Checkpoints in Data Analysis Code - Assertions
09 Apr 2020Image by Nancy Hill from Pixabay
One of the functions of data analysis is to derive meaningful interpretation from the raw data that we collected. This process typically involves data transformation, manipulation, shaping and visualisation. Sometimes, we go through this repeatedly through different processing pipelines.
The more we transform or manipulate the data, the higher probability that we are going to make a mistake somewhere - e.g. an unintentional cartesian join instead of an inner join, coding the empty value incorrectly, incorrect matrix dimensions, mismatch column/row indices etc. If these mistakes were not detected early enough, it would invalidate all the analysis performed after that. It is an incentive to be able to detect these problems earlier. I am going to talk about a way to put some checkpoints into our code to safeguard these mistakes.

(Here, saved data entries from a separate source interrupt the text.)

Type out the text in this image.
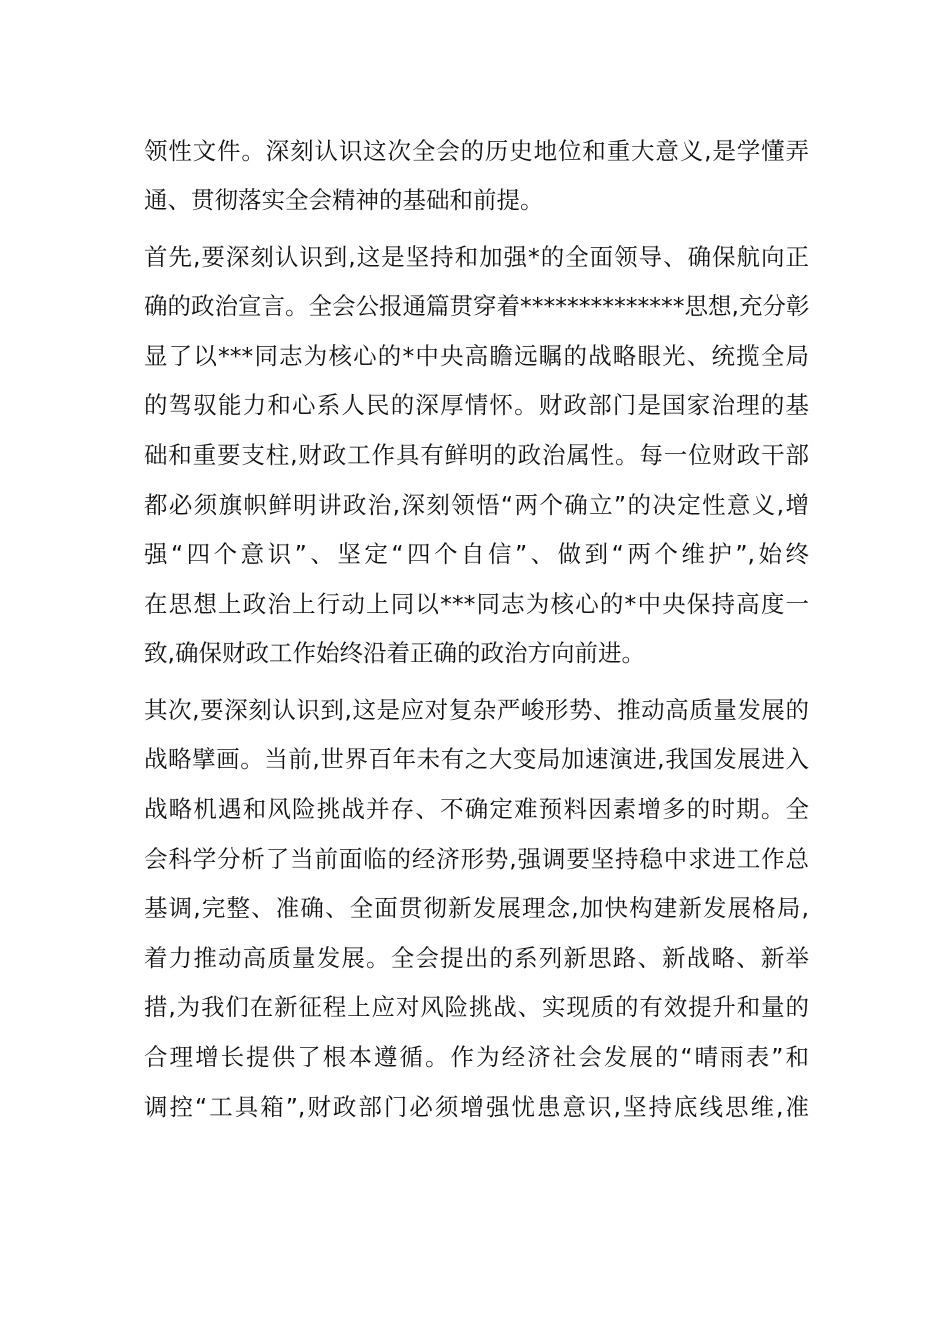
领性文件。深刻认识这次全会的历史地位和重大意义,是学懂弄
通、贯彻落实全会精神的基础和前提。
首先,要深刻认识到,这是坚持和加强*的全面领导、确保航向正
确的政治宣言。全会公报通篇贯穿着**************思想,充分彰
显了以***同志为核心的*中央高瞻远瞩的战略眼光、统揽全局
的驾驭能力和心系人民的深厚情怀。财政部门是国家治理的基
础和重要支柱,财政工作具有鲜明的政治属性。每一位财政干部
都必须旗帜鲜明讲政治,深刻领悟“两个确立”的决定性意义,增
强“四个意识”、坚定“四个自信”、做到“两个维护”,始终
在思想上政治上行动上同以***同志为核心的*中央保持高度一
致,确保财政工作始终沿着正确的政治方向前进。
其次,要深刻认识到,这是应对复杂严峻形势、推动高质量发展的
战略擘画。当前,世界百年未有之大变局加速演进,我国发展进入
战略机遇和风险挑战并存、不确定难预料因素增多的时期。全
会科学分析了当前面临的经济形势,强调要坚持稳中求进工作总
基调,完整、准确、全面贯彻新发展理念,加快构建新发展格局,
着力推动高质量发展。全会提出的系列新思路、新战略、新举
措,为我们在新征程上应对风险挑战、实现质的有效提升和量的
合理增长提供了根本遵循。作为经济社会发展的“晴雨表”和
调控“工具箱”,财政部门必须增强忧患意识,坚持底线思维,准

Difference between analysis project and software development project
Before we dive into the checkpoints, I would like to distinguish between creating a software project and data analysis project. Most commonly, we detect a software ‘bug’ when the software does not perform the functionality correctly, according to our expectations. In a way, we can detect the anomaly by observing the software behaviour. However, in a data analysis project, the behaviour is less explicit because most of the data analysis has the data as input and analysis/numbers as the output. This behaviour is pretty straightforward - however, how do we know the final numbers produced is correct, or whether we should trust the p-value produced? I hope this comparison strengthens the need for a more vigilant checking at each step of the data transformation.
Assertions
The concept of assertion is rather old in software programming. It is different from software unit testing where unit testing aims to verify the ‘behaviour’ of an independent function, while assertions is meant to be checking the code execution at a certain point in time meets the expectations. Assertions are a finer level compared to unit testing.
Most of the implementation of assertion in programming language involves calling a function, for example, assert(condition, message)
. This function will check if the condition is true. If the condition is false, the message will be displayed and code execution will be halted.
You might think this is quite straightforward and it can be implemented as if-else
statement easily in every piece of code. However, having define the assertions explicitly , the semantic of the code focus on the checking condition, rather than the conditional flow, which improves readability. Let’s look at a simple example in Matlab:
matrix = [1 2 3; 4 5 6; 7 8 9];
assert(size(matrix, 1)==3, "The matrix should have 3 rows");
assert(size(matrix, 2)==3, "The matrix should have 3 columns");
In the example above, we construct a 3x3 matrix, and assert that after the matrix construction, the number of rows and columns should be 3. It is a very simple example, but demonstrate the usage of the assertions.
In R, there are several functions such as stopifnot(all_equal(A, B))
to help you to make explicit assertions. I found these functions are very useful within each step of the data processing to make sure the data meets the expectations at every step.
Thoughts
Although we have various tools to help us to put checkpoints along the data pipelines, ultimately it is up to us to define what criteria or checks we want.
In reality, it is a waste of time to put checks like the example above because we trust the programming language that we used will give us a 3x3 matrix if we create one. The checkpoints are particularly important if you perform many transformations (filters, transpose) or involves a lot of row/column indices selection.
So next time, when you have doubts about your result or analysis, after performing many transformation/processing gymnastics, it is time to go back and put some checkpoints in each processing stage to ensure the sub-dataset is correctly defined, at the same time will increase your confidence that you are looking at the right result.